Con aquellas palabras esbozaba su propio recorrido, expuesto a la incomprensión y la ignorancia ciega de su casta, cosa que hizo murmurar al auditorio. A continuación, tuvo la habilidad de ceñirse a las aplicaciones prácticas de su arte en el ámbito de la navegación. Era exactamente lo que deseaba el rey: que su pueblo, pueblo de marinos si los hubo, ya no viviese anclado en su pasado glorioso y que zarpase a la conquista del mundo, dotado de esas armas modernas y temibles que eran el sextante y la carta marina.

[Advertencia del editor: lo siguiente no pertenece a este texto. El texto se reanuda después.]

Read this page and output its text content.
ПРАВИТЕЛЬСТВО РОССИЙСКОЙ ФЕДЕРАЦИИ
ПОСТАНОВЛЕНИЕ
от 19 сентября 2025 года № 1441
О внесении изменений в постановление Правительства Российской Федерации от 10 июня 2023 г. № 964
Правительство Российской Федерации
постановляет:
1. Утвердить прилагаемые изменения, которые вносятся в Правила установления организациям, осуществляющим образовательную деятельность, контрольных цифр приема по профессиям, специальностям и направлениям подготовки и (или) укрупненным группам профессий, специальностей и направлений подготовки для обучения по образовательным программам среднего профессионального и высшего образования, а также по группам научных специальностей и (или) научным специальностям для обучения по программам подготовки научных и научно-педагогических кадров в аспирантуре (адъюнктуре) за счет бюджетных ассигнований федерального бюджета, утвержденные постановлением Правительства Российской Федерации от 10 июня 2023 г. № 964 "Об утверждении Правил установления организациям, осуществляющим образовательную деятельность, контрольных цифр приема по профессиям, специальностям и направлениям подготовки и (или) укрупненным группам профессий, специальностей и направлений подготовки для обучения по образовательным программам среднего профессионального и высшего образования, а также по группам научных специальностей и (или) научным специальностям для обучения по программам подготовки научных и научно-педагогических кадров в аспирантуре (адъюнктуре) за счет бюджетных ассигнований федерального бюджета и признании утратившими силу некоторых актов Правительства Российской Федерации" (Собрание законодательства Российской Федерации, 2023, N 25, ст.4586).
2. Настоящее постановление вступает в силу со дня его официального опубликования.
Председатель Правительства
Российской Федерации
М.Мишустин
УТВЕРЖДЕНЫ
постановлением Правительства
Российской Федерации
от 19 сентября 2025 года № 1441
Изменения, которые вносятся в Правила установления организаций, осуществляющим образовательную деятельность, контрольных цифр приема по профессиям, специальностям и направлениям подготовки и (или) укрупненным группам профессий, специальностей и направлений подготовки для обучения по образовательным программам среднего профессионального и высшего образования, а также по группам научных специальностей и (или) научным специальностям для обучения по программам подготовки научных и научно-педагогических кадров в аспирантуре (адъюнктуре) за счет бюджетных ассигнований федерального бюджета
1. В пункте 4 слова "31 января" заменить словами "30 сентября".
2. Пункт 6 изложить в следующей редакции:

Pero también era necesario que las velas se hinchasen bajo el soplo de los antepasados. De modo que Federico II ordenó que se tradujese a la lengua vulgar la Gesta de los daneses, del monje Saxo Grammaticus. Pidió consejo a Tycho, que recurrió al único profesor de latín de la universidad: Anders Sorensen Vedel. Demostró así, de manera ostensible, que no guardaba rencor a su antiguo preceptor y espía, el cual, durante sus estudios, antaño le había prohibido el cielo. Luego interrumpió sus cursos y marchó a refugiarse en su monasterio para proseguir las observaciones de su querida Stella Nova.